The study, published online in the Cell Press Journal Current Biology shows evidence that two-year-olds are more likely to pick up actions when they see them repeated by three of their peers than if they see the same thing done three times by a single peer.
"I think few people would have expected to find that two-year-olds are already influenced by the majority," says Daniel Haun of the Max Planck Institutes for Evolutionary Anthropology and Psycholinguistics.
"Parents and teachers should be aware of these dynamics in children's peer interactions."
The same applies for chimpanzees - they are just as likely to pick up habits from their friends - proving a behavioural link between the two, share strategies for social learning. Orangutans did not appear to feel the majority sway.
Earlier studies had already shown that children respond to peer pressure, although it hadn't been established if the influence affected children as young as two.
For the study, Haun's researchers built a box with three different coloured holes. A treat was delivered only when a ball was dropped into one of the three holes.
Toddlers, chimpanzees and orangutans that hadn't seen the box before watched as four of their same-species peers used the box.
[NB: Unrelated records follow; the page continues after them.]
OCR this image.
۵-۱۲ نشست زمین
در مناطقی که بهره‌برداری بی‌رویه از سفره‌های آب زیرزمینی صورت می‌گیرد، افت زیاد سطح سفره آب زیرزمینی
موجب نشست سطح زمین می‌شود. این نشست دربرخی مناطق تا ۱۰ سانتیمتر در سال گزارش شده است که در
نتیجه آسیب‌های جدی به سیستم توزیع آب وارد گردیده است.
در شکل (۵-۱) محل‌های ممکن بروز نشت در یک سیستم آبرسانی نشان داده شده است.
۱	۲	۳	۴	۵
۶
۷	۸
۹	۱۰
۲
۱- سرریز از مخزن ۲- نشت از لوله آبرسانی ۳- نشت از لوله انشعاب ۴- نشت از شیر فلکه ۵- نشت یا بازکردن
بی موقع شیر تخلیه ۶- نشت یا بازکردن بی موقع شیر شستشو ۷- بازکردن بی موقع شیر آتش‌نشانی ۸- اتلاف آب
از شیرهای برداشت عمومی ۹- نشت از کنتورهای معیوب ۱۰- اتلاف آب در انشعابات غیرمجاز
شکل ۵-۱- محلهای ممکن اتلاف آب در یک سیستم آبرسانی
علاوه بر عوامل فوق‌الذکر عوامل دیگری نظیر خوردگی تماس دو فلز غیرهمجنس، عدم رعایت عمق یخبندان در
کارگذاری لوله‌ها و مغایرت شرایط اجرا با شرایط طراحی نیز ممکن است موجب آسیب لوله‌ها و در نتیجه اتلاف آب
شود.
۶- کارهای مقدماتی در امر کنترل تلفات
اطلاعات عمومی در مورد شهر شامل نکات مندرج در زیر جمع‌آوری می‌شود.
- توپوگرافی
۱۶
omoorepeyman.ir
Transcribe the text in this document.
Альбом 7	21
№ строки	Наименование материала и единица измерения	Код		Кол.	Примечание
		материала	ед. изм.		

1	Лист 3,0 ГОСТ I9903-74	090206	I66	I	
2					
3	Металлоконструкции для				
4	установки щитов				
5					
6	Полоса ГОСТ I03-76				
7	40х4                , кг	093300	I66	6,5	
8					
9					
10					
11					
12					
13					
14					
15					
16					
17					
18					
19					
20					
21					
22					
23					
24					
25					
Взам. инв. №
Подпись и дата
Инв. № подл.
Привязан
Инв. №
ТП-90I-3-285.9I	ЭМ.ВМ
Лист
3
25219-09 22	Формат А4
Most of the demonstrators had been trained to favour one colour over the rest.
Once it was the toddlers' and chimpanzees' turn to play, they favoured the hole they'd seen their friends choose, unlike the orangutans who chose randomly.
Although parents may worry that 'monkey see money do' behaviour could be bad for their toddlers, Haun argues that it has its advantages.
"The tendency to acquire the behaviours of the majority has been posited as key to the transmission of relatively safe, reliable, and productive behavioural strategies."